3 Fight against glutamate toxicity
Glutamate is an agonist of N-methyl-D-aspartate (NMDA) receptors. NMDA receptors are stimulated to increase the influx of calcium ions into neurons, and excessive calcium ions can lead to cell death . Huperzine A High can reduce the toxicity of glutamate to nerve cells and increase the cell survival rate, especially for mature neuron cells, because there are more NMDA receptors in mature neuron cells. The mechanism of anti-glutamate may be that after the NMDA receptor is stimulated, Hup A blocks somewhere downstream of its signal transduction channel, thereby preventing cell death caused by glutamate. In addition, the protective effect of Hup A on nerve cells may also be Involvement mediated by glutamate receptors.
4 Fights Oxidative Stress
Huperzine A High protects neuronal cells against the toxicity of β-amyloid production and increases the production of superoxide dismutase (SOD). Rat primary cortical cells cultured in vitro were incubated under the condition of Aβ25-35 (the 25th to 35th amino acid residues of β-amyloid protein fragments), and the apoptosis of the cells could be observed, the viability of the cells decreased significantly, and the morphology of neurons Alteration and its DNA fragmentation. Pre-administration of Hup A can significantly improve cell survival and prevent nuclear fragmentation. The mechanism is that Hup A inhibits the formation of reactive oxygen species (ROS reactive oxygen species) and the activity of caspase-3 enzyme.

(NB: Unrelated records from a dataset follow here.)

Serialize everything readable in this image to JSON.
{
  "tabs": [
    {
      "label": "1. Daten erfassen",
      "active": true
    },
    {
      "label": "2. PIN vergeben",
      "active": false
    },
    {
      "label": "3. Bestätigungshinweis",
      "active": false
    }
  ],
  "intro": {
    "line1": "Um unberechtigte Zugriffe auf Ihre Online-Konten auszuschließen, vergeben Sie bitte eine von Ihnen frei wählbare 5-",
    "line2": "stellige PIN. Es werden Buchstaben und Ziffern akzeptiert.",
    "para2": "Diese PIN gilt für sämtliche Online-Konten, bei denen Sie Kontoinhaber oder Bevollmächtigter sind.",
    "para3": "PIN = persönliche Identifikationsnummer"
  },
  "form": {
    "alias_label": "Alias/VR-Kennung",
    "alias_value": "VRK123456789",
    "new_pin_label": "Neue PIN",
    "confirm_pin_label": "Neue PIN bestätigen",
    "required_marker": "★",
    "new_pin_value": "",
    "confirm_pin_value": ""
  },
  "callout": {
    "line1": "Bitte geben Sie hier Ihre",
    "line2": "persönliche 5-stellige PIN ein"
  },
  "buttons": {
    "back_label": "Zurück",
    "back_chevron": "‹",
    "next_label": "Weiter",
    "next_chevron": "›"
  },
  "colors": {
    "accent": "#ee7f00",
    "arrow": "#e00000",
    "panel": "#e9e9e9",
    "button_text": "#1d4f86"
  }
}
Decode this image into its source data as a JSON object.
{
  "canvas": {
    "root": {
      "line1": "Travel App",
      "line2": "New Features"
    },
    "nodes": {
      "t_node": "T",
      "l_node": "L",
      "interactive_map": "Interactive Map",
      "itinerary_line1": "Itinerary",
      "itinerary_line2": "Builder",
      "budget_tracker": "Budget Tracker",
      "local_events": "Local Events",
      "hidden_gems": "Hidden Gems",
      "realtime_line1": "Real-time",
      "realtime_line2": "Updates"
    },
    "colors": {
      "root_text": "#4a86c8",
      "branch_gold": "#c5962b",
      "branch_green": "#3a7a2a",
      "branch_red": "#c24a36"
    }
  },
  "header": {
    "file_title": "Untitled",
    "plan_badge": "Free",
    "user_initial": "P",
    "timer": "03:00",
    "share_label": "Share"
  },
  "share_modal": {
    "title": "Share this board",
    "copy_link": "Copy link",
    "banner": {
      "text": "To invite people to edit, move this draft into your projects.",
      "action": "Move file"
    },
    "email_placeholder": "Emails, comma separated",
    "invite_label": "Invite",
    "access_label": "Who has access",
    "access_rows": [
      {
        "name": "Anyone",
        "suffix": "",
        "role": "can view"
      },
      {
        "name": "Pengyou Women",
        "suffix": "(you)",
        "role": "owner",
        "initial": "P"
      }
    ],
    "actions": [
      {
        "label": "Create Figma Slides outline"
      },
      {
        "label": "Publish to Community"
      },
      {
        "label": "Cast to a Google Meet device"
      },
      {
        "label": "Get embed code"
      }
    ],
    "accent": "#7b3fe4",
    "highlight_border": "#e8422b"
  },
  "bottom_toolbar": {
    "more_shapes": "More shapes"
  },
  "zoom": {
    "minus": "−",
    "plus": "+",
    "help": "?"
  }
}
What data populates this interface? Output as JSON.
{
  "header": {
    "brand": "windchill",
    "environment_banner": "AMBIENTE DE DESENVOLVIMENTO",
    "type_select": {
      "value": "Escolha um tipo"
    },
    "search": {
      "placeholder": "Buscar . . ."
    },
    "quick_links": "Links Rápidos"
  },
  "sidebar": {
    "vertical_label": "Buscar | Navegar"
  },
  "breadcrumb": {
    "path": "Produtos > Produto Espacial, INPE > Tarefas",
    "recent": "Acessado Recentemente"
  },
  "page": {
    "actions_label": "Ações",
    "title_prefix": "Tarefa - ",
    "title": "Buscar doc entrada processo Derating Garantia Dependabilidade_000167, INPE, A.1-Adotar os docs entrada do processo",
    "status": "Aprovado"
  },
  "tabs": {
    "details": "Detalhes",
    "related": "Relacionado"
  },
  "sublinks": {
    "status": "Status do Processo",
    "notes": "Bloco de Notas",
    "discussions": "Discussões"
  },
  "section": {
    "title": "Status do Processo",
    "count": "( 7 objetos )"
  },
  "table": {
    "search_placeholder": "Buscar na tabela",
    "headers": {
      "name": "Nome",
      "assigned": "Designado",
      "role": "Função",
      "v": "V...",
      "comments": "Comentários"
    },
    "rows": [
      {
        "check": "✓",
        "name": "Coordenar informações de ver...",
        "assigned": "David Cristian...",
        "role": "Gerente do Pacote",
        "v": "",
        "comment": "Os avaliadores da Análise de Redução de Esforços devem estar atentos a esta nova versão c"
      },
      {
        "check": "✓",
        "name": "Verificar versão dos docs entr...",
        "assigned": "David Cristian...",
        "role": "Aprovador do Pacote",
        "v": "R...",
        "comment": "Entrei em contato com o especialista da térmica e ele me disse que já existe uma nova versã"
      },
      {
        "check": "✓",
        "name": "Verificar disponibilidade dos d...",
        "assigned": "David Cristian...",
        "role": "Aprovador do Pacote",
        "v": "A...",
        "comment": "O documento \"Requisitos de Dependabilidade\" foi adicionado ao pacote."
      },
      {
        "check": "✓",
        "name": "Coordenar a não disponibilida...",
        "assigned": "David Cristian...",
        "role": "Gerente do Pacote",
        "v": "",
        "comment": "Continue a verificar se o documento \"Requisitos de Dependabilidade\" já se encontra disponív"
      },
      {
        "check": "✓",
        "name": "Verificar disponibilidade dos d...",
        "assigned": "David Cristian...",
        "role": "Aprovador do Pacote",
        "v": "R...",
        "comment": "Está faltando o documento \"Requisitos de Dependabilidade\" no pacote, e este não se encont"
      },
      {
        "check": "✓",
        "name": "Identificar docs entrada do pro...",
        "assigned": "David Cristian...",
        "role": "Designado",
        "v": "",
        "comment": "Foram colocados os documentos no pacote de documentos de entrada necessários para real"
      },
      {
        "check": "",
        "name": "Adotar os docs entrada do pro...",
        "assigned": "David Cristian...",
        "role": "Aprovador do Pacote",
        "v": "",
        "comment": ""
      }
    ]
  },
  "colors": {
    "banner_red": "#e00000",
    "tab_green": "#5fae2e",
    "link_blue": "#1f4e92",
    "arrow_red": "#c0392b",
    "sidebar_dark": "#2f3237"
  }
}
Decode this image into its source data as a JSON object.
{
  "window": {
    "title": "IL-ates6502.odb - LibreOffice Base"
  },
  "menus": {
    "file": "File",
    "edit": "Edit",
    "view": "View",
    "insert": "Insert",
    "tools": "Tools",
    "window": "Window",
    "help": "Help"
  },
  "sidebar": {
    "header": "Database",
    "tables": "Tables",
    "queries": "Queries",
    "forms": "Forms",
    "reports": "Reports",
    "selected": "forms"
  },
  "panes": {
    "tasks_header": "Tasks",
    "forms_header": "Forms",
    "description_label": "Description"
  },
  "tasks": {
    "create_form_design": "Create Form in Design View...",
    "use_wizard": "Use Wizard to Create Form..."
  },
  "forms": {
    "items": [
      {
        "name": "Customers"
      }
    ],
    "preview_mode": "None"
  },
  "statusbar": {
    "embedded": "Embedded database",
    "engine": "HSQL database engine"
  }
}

5 Inhibition of neurotoxicity of NO
Studies have shown that NO can inhibit the growth of human neuroblastoma SK-N-SH line cells and induce cell apoptosis. Huperzine A High, ginkgolides A and B can block the apoptosis and growth inhibition of sodium nitroprusside (NO donor) on SK-N-SH cells. In addition, Hup A and ginkgolides A and B can also inhibit the production of NO in mouse glial cells and the production of NO in human and mouse astrocytes.